Description of problem: The arpwatch service cannot send e-mails about the changes in data file. Version-Release number of selected component (if applicable): arpwatch-2.1a15-43.fc29.x86_64 selinux-policy-targeted-3.14.2-42.fc29.noarch How reproducible: Always Steps to Reproduce: 1. Install arpwatch 2. Start the arpwatch service 3. Check for AVC denials Actual results: AVC denials appear in the log: allow system_mail_t arpwatch_data_t:dir { add_name create read remove_name write }; allow system_mail_t arpwatch_data_t:file { create getattr link open read setattr unlink write }; Expected results: No AVC denials Additional info: The esmtp package is the default sendmail provider in newer Fedoras. Arpwatch starts sending e-mails once bz 1644568 is resolved or the arpwatch_t domain is in permissive mode.

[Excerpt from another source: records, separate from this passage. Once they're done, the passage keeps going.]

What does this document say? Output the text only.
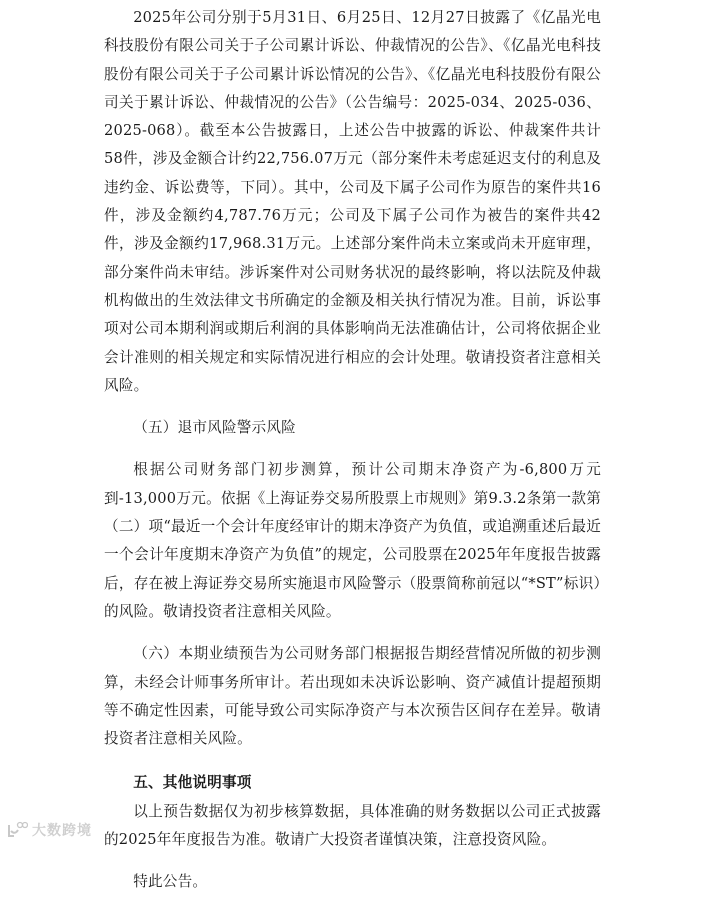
2025年公司分别于5月31日、6月25日、12月27日披露了《亿晶光电科技股份有限公司关于子公司累计诉讼、仲裁情况的公告》、《亿晶光电科技股份有限公司关于子公司累计诉讼情况的公告》、《亿晶光电科技股份有限公司关于累计诉讼、仲裁情况的公告》（公告编号：2025-034、2025-036、2025-068）。截至本公告披露日，上述公告中披露的诉讼、仲裁案件共计58件，涉及金额合计约22,756.07万元（部分案件未考虑延迟支付的利息及违约金、诉讼费等，下同）。其中，公司及下属子公司作为原告的案件共16 件，涉及金额约4,787.76万元；公司及下属子公司作为被告的案件共42件，涉及金额约17,968.31万元。上述部分案件尚未立案或尚未开庭审理，部分案件尚未审结。涉诉案件对公司财务状况的最终影响，将以法院及仲裁机构做出的生效法律文书所确定的金额及相关执行情况为准。目前，诉讼事项对公司本期利润或期后利润的具体影响尚无法准确估计，公司将依据企业会计准则的相关规定和实际情况进行相应的会计处理。敬请投资者注意相关风险。

（五）退市风险警示风险

根据公司财务部门初步测算，预计公司期末净资产为-6,800万元到-13,000万元。依据《上海证券交易所股票上市规则》第9.3.2条第一款第（二）项“最近一个会计年度经审计的期末净资产为负值，或追溯重述后最近一个会计年度期末净资产为负值”的规定，公司股票在2025年年度报告披露后，存在被上海证券交易所实施退市风险警示（股票简称前冠以“*ST”标识）的风险。敬请投资者注意相关风险。

（六）本期业绩预告为公司财务部门根据报告期经营情况所做的初步测算，未经会计师事务所审计。若出现如未决诉讼影响、资产减值计提超预期等不确定性因素，可能导致公司实际净资产与本次预告区间存在差异。敬请投资者注意相关风险。

五、其他说明事项

以上预告数据仅为初步核算数据，具体准确的财务数据以公司正式披露的2025年年度报告为准。敬请广大投资者谨慎决策，注意投资风险。

特此公告。

大数跨境
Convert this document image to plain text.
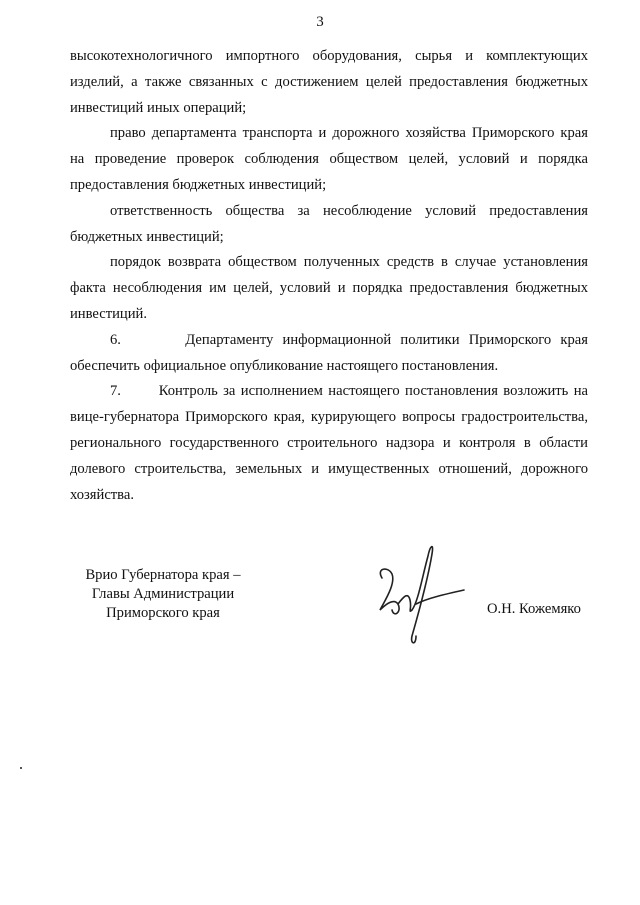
3

высокотехнологичного импортного оборудования, сырья и комплектующих изделий, а также связанных с достижением целей предоставления бюджетных инвестиций иных операций;

право департамента транспорта и дорожного хозяйства Приморского края на проведение проверок соблюдения обществом целей, условий и порядка предоставления бюджетных инвестиций;

ответственность общества за несоблюдение условий предоставления бюджетных инвестиций;

порядок возврата обществом полученных средств в случае установления факта несоблюдения им целей, условий и порядка предоставления бюджетных инвестиций.

6.       Департаменту информационной политики Приморского края обеспечить официальное опубликование настоящего постановления.

7.       Контроль за исполнением настоящего постановления возложить на вице-губернатора Приморского края, курирующего вопросы градостроительства, регионального государственного строительного надзора и контроля в области долевого строительства, земельных и имущественных отношений, дорожного хозяйства.

Врио Губернатора края –
Главы Администрации
Приморского края	О.Н. Кожемяко
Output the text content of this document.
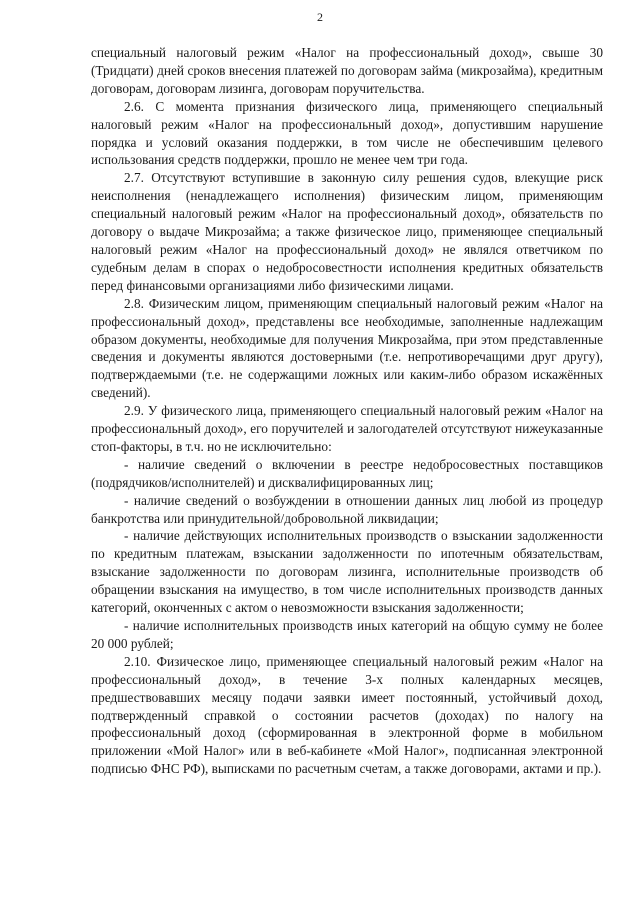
2

специальный налоговый режим «Налог на профессиональный доход», свыше 30 (Тридцати) дней сроков внесения платежей по договорам займа (микрозайма), кредитным договорам, договорам лизинга, договорам поручительства.

2.6. С момента признания физического лица, применяющего специальный налоговый режим «Налог на профессиональный доход», допустившим нарушение порядка и условий оказания поддержки, в том числе не обеспечившим целевого использования средств поддержки, прошло не менее чем три года.

2.7. Отсутствуют вступившие в законную силу решения судов, влекущие риск неисполнения (ненадлежащего исполнения) физическим лицом, применяющим специальный налоговый режим «Налог на профессиональный доход», обязательств по договору о выдаче Микрозайма; а также физическое лицо, применяющее специальный налоговый режим «Налог на профессиональный доход» не являлся ответчиком по судебным делам в спорах о недобросовестности исполнения кредитных обязательств перед финансовыми организациями либо физическими лицами.

2.8. Физическим лицом, применяющим специальный налоговый режим «Налог на профессиональный доход», представлены все необходимые, заполненные надлежащим образом документы, необходимые для получения Микрозайма, при этом представленные сведения и документы являются достоверными (т.е. непротиворечащими друг другу), подтверждаемыми (т.е. не содержащими ложных или каким-либо образом искажённых сведений).

2.9. У физического лица, применяющего специальный налоговый режим «Налог на профессиональный доход», его поручителей и залогодателей отсутствуют нижеуказанные стоп-факторы, в т.ч. но не исключительно:

- наличие сведений о включении в реестре недобросовестных поставщиков (подрядчиков/исполнителей) и дисквалифицированных лиц;

- наличие сведений о возбуждении в отношении данных лиц любой из процедур банкротства или принудительной/добровольной ликвидации;

- наличие действующих исполнительных производств о взыскании задолженности по кредитным платежам, взыскании задолженности по ипотечным обязательствам, взыскание задолженности по договорам лизинга, исполнительные производств об обращении взыскания на имущество, в том числе исполнительных производств данных категорий, оконченных с актом о невозможности взыскания задолженности;

- наличие исполнительных производств иных категорий на общую сумму не более 20 000 рублей;

2.10. Физическое лицо, применяющее специальный налоговый режим «Налог на профессиональный доход», в течение 3-х полных календарных месяцев, предшествовавших месяцу подачи заявки имеет постоянный, устойчивый доход, подтвержденный справкой о состоянии расчетов (доходах) по налогу на профессиональный доход (сформированная в электронной форме в мобильном приложении «Мой Налог» или в веб-кабинете «Мой Налог», подписанная электронной подписью ФНС РФ), выписками по расчетным счетам, а также договорами, актами и пр.).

Sending e-mails is a part of core functionality of arpwatch. In newer fedoras, the esmtp package is installed which provides the sendmail rpm-capability. The ~arpwatch directory is a data directory for the service with a specific context, therefore the daemon is unable to create the ~/.esmtp-queue directory for enqueueing e-mails. An equivalency rule cannot be used as /var/lib/arpwatch is the daemon working directory. Pull request: https://github.com/fedora-selinux/selinux-policy-contrib/pull/76 Also note a rule like this may be required for all daemons with a specific home directory which send e-mails. Requires bz 1644568 to be resolved so that the esmtp service can start. Additionally, labeling for the directory needs to be put in place using one of these approaches: 1. patching the esmtp package so that it adjusts the directory context right after running mkdir 2. include /var/lib/arpwatch/.esmtp_queue with the correct label in the rpm package 3. add a file transition rule into the policy as well 4. suggest to run mkdir && restorecon as a workaround
Another pull request created: https://github.com/fedora-selinux/selinux-policy-contrib/pull/77 to add the file transition for /var/lib/arpwatch/.esmtp_queue (option 3 in the previous comment)
PR merged.
selinux-policy-3.14.2-47.fc29 has been submitted as an update to Fedora 29. https://bodhi.fedoraproject.org/updates/FEDORA-2019-fe7af4a346
selinux-policy-3.14.2-47.fc29 has been pushed to the Fedora 29 testing repository. If problems still persist, please make note of it in this bug report. See https://fedoraproject.org/wiki/QA:Updates_Testing for instructions on how to install test updates. You can provide feedback for this update here: https://bodhi.fedoraproject.org/updates/FEDORA-2019-fe7af4a346
selinux-policy-3.14.2-47.fc29 has been pushed to the Fedora 29 stable repository. If problems still persist, please make note of it in this bug report.